Glowacki earned his king of the cruiserweight hill status, belt or no belt, by stopping Huck in August of 2015. His next bout cemented that claim when Glowacki topped formidable Steve Cunningham last April, no simple Spring challenge.
Prior to that, for the most part of an eight year professional campaign, Glowacki faced the unusual suspects of EU encounters, exclusively in Poland. He took a big step up against recognized bruiser Nuri Seferi in January 2015. A widespread unanimous decision set up a visit to Prudential Center in Newark for the appointment with Huck, and perhaps from the looks of things, the dawn of Glowacki’s elite boxer status.
The 29 year old Usyk, 9-0 (9), I have observed in person, briefly.
Usyk’s 3rd round blast out of Ben Nsafoah on the Klitschko – Leapai undercard reminded me of the night GGG blasted out Lajuan Simon in two minutes, almost knocking Simon into my ringside Alt beer. It made an impression.
Joseph Parker also appeared on that Klitschko undercard.
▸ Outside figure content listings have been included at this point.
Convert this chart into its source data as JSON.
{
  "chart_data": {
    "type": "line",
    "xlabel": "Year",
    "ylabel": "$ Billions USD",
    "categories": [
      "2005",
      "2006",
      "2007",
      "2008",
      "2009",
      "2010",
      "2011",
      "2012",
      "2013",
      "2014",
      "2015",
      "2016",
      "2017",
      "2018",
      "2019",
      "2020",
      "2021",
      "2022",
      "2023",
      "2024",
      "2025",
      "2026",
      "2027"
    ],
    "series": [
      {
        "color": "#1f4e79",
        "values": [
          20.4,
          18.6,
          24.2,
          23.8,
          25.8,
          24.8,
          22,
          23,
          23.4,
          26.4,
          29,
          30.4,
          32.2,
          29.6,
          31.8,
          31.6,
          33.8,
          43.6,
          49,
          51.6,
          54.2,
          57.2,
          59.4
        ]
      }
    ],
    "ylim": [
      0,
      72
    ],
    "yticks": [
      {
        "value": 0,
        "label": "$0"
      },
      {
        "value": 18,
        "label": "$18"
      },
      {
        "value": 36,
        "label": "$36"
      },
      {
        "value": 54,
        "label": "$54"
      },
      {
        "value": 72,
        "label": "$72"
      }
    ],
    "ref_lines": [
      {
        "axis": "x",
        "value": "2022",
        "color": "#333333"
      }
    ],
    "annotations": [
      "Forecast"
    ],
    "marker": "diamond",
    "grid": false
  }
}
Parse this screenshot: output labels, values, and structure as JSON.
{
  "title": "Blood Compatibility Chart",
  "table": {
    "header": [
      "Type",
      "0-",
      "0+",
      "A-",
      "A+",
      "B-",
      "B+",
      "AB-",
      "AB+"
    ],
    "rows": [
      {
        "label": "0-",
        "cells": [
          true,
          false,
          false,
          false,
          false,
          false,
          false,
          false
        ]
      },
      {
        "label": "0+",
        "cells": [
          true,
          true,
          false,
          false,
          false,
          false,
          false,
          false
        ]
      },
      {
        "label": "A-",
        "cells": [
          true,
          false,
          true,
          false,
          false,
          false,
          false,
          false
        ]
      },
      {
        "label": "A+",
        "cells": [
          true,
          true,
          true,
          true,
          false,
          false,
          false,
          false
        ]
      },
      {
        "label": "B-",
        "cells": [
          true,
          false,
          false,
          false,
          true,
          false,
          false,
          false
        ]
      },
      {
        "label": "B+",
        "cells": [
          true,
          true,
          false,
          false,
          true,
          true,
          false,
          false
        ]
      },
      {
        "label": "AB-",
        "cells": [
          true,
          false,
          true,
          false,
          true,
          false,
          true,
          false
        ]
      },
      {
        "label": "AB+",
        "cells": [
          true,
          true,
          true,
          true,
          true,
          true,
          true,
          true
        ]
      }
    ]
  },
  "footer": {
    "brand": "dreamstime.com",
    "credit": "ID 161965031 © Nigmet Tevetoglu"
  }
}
Picking solely from that night’s performances, I’d go with Usyk to beat Parker at that point in their careers.
Usyk’s last bout was officially a heavyweight contest, as he scored a 7th round TKO against relatively light punching Pedro Rodriguez, 22-1, 2 KOs going in.
Usyk, listed at 6’3” with a 78-inch reach, has weighed in just a pinch over 200 pounds four times now, including his debut. Glowacki, 6’0”, 75-inch reach, has notched six heavyweight appearances.
Glowacki and Usyk probably understood that in this era of 6’5 heavyweights, their best bet is to stay on a diet. If so, it was a good call, and that leads us to Saturday night in the Baltics.
I doubt there will even be one-tenth the fans in Gdansk as there will be in Texas, but this EU fight is probably in the perfect locale. If you’ve been lucky enough to experience Polish culture, you’ll tip some Bison Grass and know what I mean. Klitschko – Adamak in Wroclaw remains one of the very best fight scenes I’ve witnessed. Attendance numbers aside, there will be as much pumped-up passion in Poland as any fight card on the planet.
My prediction is as much a guess as a forecast.
If they met above the 200 pound weight limit I might pick the other way, but based on Usyk being a better (elongated) body-type fit at the contracted weight, I’m going with the challenger.
This fight seems so close that an inch in established reach probably means a mile. Glowacki often fights from an attacking crouch, behind straight -armed probes, before following up with serious leather. He sets his right leg like a pitcher releasing a fastball.
Advantage wise, Glowacki gets the angles, Usyk gets the leverage. If Glowacki keeps the fight inside, the vodka may flow until daybreak. If Usyk lands his highlight reel rights from shoulder level before Glowacki can complete those crucial, compacting strides, there will be a new champion. Take your pick.
Glowacki – Usyk will not go to a decision. Somebody very lumped- up is going to get rescued by the ref, around the end of the 8th frame. My imaginary, wouldn’t bet on it coin flip says Usyk wins.